Question in regards to the reference design of development kit for F28379.

 

1)      In the datasheet, there are two power pins for F28379: VDDIO is for 3.3V digital I/O power pins while VDDA is for 3.3V analog power pins. In your reference design of ‘F2837x_180controlCARD_R1_3_SCH_02Oct2015.pdf”,  the circuit is like this:

 

For  VDDIO is connected to VDD_MCU_3V3; for VDDA is connected to VDDA_MCU_3V3. Why do we have to have a VDDA_MCU_3V3 for the analog power pin? Why not connect it directly to VDD_3V3?

 

I understand the reference design was trying to filter out the noises for VDDA_MCU_3V3, but for most design I saw, there was basically one VDD_3V3 for analog power and one VDD_MCU_3V3 for digital power pin.  Is there a specific reason for adding additional filter to get the VDDA_MCU_3V3?

 

2)      For U14 (IC_LDO_TPS62420DRC), the SW2 output is connected to 205k (R72) and 200k(R73) to get 1.2V. However, based on datasheet, the 1.2V is obtained by Vref * (1+R72/R73) with Vref = 0.6V. After the calculation, the Vout = 1.215V, not the expected 1.2V. If we change R72 to 200k, we will get the 1.2V. Why did the reference design chose R72 as 205k not 200k?

 


  • 0
    TI__Guru 57255 points

    Hi Lawrence,

    (1) The inductive bead pi-filters are there to reduce noise - between the analog and digital circuitry, but also to reduce noise from entering the main power supply.  Please note that the true needs for the F2837x's power supplies are shown in the device datasheet and that the inductive bead filters are not required.  A solid statement can be made for doing what you proposed and beads can cause issues if they're not used carefully.  Please note that the "best" power distribution network will often depend on the layout and the EMC requirements for the product being developed.  As a result, the product designer will often be the best at determining what "best" means.
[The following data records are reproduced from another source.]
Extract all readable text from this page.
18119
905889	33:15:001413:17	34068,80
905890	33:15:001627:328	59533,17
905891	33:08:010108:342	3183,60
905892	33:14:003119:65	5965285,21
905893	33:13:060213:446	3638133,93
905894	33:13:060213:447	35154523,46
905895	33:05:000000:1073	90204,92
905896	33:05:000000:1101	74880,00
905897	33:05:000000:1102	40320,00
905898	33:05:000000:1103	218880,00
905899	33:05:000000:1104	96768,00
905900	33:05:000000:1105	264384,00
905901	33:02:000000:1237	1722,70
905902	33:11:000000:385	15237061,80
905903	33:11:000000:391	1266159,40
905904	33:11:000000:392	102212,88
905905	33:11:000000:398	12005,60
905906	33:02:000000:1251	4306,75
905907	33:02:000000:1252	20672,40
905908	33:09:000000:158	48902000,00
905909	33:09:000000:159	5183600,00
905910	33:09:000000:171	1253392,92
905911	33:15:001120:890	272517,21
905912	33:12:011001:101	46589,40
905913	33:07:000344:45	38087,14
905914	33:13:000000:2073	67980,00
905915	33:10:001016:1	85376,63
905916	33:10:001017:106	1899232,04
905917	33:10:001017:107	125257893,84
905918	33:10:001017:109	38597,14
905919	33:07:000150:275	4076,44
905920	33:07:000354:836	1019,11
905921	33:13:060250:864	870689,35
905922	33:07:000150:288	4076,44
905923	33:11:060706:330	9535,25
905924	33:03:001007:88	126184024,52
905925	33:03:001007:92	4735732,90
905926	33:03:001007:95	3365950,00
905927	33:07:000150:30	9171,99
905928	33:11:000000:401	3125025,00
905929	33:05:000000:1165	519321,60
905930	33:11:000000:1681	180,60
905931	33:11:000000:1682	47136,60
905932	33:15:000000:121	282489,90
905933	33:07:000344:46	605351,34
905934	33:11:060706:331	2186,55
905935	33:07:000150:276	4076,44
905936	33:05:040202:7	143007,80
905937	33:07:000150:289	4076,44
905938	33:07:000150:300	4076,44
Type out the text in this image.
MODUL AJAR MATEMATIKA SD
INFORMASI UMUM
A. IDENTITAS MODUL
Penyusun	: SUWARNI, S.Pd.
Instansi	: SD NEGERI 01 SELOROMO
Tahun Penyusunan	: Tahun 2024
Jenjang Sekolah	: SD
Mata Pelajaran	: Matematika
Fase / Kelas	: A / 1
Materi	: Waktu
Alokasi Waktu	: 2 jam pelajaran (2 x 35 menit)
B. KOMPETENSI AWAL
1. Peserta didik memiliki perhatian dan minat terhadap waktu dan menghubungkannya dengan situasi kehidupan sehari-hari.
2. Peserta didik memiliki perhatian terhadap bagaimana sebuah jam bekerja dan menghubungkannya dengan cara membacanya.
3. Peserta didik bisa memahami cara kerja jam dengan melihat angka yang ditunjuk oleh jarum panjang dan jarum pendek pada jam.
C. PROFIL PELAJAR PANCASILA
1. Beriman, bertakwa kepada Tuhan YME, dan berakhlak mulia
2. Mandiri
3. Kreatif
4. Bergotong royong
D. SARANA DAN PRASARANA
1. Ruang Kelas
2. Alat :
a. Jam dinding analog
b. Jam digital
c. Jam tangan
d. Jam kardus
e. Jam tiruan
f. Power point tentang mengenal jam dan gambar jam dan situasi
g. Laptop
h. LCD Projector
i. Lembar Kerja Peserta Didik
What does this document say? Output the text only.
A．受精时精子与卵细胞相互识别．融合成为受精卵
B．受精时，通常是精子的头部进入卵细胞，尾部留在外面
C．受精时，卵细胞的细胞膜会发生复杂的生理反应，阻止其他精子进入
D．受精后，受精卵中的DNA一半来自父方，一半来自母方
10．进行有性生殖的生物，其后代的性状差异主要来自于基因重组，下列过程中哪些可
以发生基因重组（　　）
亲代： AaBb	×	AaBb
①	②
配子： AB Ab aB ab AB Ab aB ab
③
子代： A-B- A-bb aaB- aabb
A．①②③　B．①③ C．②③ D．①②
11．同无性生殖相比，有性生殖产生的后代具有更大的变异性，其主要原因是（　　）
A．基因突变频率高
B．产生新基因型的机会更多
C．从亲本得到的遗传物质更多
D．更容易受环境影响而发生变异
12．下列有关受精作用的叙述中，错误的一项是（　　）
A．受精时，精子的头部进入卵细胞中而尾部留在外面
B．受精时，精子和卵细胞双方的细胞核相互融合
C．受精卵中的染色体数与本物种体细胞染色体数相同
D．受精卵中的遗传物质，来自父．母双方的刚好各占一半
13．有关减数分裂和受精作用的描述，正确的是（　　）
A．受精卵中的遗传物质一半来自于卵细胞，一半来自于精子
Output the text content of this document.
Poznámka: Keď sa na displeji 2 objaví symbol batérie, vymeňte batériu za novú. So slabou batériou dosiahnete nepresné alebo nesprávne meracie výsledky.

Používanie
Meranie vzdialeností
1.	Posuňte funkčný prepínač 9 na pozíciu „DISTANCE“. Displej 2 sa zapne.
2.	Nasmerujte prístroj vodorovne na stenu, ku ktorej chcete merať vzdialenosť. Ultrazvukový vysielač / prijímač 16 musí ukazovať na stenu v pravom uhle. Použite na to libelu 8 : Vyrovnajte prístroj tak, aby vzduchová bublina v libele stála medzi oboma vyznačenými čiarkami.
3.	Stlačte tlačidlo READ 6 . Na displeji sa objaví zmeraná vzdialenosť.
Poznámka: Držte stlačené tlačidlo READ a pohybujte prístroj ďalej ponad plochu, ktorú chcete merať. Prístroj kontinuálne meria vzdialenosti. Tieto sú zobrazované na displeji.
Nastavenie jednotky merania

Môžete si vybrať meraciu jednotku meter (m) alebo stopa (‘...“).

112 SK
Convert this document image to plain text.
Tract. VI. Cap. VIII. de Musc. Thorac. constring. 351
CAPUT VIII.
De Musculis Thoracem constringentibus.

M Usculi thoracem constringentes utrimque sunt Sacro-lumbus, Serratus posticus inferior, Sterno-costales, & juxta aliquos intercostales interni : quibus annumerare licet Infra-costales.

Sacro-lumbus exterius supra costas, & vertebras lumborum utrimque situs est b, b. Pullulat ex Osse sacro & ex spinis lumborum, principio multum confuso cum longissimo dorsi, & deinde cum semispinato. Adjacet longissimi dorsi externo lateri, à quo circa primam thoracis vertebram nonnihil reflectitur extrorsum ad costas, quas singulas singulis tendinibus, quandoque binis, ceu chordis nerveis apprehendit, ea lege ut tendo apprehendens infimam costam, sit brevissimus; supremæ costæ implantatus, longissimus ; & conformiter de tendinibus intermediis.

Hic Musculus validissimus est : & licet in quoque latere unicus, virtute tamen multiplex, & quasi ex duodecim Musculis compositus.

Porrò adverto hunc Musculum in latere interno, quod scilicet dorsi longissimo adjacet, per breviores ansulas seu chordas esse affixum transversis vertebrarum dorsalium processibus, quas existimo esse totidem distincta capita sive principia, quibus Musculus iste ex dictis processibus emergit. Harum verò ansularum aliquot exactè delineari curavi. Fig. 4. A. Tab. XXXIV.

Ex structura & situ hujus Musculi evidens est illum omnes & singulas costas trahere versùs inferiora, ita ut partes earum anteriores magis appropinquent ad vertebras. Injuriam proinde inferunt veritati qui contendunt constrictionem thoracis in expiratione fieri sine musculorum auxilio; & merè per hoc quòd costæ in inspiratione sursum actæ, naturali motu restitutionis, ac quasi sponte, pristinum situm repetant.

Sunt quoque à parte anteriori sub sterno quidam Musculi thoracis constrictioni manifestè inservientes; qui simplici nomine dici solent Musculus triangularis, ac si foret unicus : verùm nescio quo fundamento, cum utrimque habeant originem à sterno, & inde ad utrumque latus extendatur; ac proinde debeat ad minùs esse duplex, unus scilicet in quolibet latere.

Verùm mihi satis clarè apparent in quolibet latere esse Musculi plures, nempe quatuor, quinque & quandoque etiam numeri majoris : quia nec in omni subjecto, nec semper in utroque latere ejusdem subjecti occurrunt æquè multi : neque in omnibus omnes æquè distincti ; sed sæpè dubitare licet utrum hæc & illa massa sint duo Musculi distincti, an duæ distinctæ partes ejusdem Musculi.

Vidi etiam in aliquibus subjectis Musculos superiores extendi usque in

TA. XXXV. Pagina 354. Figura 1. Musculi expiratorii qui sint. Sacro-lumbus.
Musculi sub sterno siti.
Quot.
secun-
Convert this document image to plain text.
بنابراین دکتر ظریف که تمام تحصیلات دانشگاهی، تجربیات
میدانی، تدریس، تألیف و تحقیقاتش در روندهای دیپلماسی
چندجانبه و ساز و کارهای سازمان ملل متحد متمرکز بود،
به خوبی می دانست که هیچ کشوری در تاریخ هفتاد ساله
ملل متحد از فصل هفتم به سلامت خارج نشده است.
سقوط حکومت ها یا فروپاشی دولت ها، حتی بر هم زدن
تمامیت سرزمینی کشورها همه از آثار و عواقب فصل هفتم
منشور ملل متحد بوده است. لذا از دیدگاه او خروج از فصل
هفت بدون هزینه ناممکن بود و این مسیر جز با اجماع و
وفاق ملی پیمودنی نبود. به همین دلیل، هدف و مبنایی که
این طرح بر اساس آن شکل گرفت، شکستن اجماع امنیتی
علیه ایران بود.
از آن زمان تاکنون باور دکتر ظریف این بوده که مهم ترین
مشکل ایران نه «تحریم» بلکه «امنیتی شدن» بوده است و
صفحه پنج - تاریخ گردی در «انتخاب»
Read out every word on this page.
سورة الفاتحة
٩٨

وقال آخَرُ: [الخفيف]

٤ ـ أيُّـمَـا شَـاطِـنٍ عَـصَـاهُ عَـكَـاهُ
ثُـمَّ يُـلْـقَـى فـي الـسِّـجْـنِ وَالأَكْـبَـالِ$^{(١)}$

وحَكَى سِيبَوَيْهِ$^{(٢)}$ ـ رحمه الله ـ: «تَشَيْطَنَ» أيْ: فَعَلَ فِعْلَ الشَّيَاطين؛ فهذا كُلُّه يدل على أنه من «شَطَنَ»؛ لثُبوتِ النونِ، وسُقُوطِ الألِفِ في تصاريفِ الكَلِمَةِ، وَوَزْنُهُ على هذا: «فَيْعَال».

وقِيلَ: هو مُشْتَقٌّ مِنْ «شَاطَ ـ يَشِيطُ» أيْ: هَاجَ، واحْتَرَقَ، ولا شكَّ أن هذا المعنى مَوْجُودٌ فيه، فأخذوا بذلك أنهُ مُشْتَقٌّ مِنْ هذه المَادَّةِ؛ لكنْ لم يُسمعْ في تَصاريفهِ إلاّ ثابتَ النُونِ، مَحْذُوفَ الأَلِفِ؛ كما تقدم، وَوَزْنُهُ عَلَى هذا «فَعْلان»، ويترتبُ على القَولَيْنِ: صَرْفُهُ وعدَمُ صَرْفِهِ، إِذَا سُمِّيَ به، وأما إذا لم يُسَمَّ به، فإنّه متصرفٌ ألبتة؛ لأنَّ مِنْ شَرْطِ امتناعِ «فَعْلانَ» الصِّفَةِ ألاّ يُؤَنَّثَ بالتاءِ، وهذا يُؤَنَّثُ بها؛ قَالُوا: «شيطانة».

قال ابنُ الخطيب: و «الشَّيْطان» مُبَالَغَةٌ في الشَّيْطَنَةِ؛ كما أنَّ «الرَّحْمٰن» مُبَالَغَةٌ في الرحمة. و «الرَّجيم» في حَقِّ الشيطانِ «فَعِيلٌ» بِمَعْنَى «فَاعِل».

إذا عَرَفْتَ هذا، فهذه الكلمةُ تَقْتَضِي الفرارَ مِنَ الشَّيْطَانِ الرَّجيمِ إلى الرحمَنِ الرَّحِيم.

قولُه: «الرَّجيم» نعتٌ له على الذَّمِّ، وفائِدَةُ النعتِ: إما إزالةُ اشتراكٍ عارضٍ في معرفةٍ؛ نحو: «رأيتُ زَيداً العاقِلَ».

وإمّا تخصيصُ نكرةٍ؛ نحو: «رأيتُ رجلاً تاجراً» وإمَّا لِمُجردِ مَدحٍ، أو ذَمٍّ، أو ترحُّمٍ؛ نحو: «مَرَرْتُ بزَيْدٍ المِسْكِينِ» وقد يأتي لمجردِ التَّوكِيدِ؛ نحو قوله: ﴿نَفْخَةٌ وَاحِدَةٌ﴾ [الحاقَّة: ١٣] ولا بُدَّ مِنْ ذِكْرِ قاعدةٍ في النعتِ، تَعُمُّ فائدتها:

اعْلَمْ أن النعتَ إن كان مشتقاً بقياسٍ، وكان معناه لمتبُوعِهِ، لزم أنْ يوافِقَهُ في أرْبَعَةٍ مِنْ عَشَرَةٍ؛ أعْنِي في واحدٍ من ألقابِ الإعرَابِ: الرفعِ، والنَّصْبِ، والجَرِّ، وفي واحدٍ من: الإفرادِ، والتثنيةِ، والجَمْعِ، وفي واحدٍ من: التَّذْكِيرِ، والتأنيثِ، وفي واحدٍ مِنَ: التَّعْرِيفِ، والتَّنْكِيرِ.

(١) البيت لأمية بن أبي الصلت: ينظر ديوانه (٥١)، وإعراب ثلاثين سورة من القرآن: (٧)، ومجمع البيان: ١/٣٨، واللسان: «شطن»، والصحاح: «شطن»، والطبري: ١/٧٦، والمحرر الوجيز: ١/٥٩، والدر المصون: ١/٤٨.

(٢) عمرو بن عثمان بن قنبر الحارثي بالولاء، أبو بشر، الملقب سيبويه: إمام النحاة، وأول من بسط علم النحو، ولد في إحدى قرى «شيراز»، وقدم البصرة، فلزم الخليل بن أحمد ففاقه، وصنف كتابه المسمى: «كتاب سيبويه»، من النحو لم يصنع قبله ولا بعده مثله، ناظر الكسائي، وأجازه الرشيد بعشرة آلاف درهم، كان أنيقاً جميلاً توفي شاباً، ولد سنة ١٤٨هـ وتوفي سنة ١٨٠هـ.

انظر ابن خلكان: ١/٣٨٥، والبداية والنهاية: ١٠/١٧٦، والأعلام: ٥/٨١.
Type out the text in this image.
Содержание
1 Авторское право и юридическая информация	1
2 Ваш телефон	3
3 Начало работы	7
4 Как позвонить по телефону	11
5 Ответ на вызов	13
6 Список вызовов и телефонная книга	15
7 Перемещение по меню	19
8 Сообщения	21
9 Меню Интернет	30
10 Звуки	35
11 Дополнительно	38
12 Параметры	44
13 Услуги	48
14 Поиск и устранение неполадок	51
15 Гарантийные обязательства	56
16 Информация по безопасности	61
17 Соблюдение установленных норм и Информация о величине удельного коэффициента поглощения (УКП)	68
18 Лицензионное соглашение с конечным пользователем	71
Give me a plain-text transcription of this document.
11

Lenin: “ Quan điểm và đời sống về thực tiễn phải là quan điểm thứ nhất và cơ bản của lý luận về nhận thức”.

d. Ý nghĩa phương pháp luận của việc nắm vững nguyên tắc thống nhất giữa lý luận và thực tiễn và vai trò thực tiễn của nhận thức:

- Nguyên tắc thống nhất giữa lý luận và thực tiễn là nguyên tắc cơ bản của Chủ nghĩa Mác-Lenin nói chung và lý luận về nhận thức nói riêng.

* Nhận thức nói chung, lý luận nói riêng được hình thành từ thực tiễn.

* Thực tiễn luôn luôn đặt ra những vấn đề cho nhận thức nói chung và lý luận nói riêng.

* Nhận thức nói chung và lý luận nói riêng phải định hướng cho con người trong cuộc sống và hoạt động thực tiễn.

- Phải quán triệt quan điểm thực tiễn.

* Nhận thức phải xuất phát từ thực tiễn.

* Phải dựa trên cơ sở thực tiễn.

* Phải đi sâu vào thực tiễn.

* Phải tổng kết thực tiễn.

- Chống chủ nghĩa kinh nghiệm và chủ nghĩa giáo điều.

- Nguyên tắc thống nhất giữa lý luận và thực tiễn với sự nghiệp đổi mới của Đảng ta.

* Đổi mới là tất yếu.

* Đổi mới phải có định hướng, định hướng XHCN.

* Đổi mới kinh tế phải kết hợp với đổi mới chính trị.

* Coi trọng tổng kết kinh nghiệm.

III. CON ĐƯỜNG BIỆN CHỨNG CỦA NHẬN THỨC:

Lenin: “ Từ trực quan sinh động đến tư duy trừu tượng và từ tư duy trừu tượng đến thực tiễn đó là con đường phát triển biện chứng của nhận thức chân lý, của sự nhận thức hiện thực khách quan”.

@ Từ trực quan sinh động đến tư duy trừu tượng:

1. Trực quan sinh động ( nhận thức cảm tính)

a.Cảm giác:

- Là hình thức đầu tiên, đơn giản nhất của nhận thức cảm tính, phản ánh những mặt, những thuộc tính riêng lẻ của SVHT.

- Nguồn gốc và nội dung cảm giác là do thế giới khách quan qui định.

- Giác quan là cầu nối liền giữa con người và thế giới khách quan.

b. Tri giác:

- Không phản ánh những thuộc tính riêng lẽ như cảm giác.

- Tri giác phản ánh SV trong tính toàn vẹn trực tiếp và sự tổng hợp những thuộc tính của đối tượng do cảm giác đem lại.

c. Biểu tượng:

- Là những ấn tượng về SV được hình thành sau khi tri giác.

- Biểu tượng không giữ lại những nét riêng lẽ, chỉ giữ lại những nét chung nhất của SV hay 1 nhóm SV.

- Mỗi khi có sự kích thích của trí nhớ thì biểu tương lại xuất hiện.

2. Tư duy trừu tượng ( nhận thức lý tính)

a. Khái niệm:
    (2) The datasheet requirement for the device is that the power rails stay within +/-5% of the nominal value during operation [1.14V : 1.26V].  With the buck converter's accuracy and incorporating the resistor tolerance, the worst-case output stays within the valid range.

    Vout = 0.6 * (1+ [205K*1.01] / [200K*0.99]) * 1.01 = 1.24V max

    Load regulation on the buck converter will reduce the 1.215V nominal output to something closer to 1.2V. 

    We put the nominal regulation point slightly over 1.2V for this reason, and also to increase the margin between the nominal voltage and 1.14V.

    As with (1), other valid decisions could be made depending on the system that the C2000 is being utilized in.

    Hopefully this helps!


    Thank you,
    Brett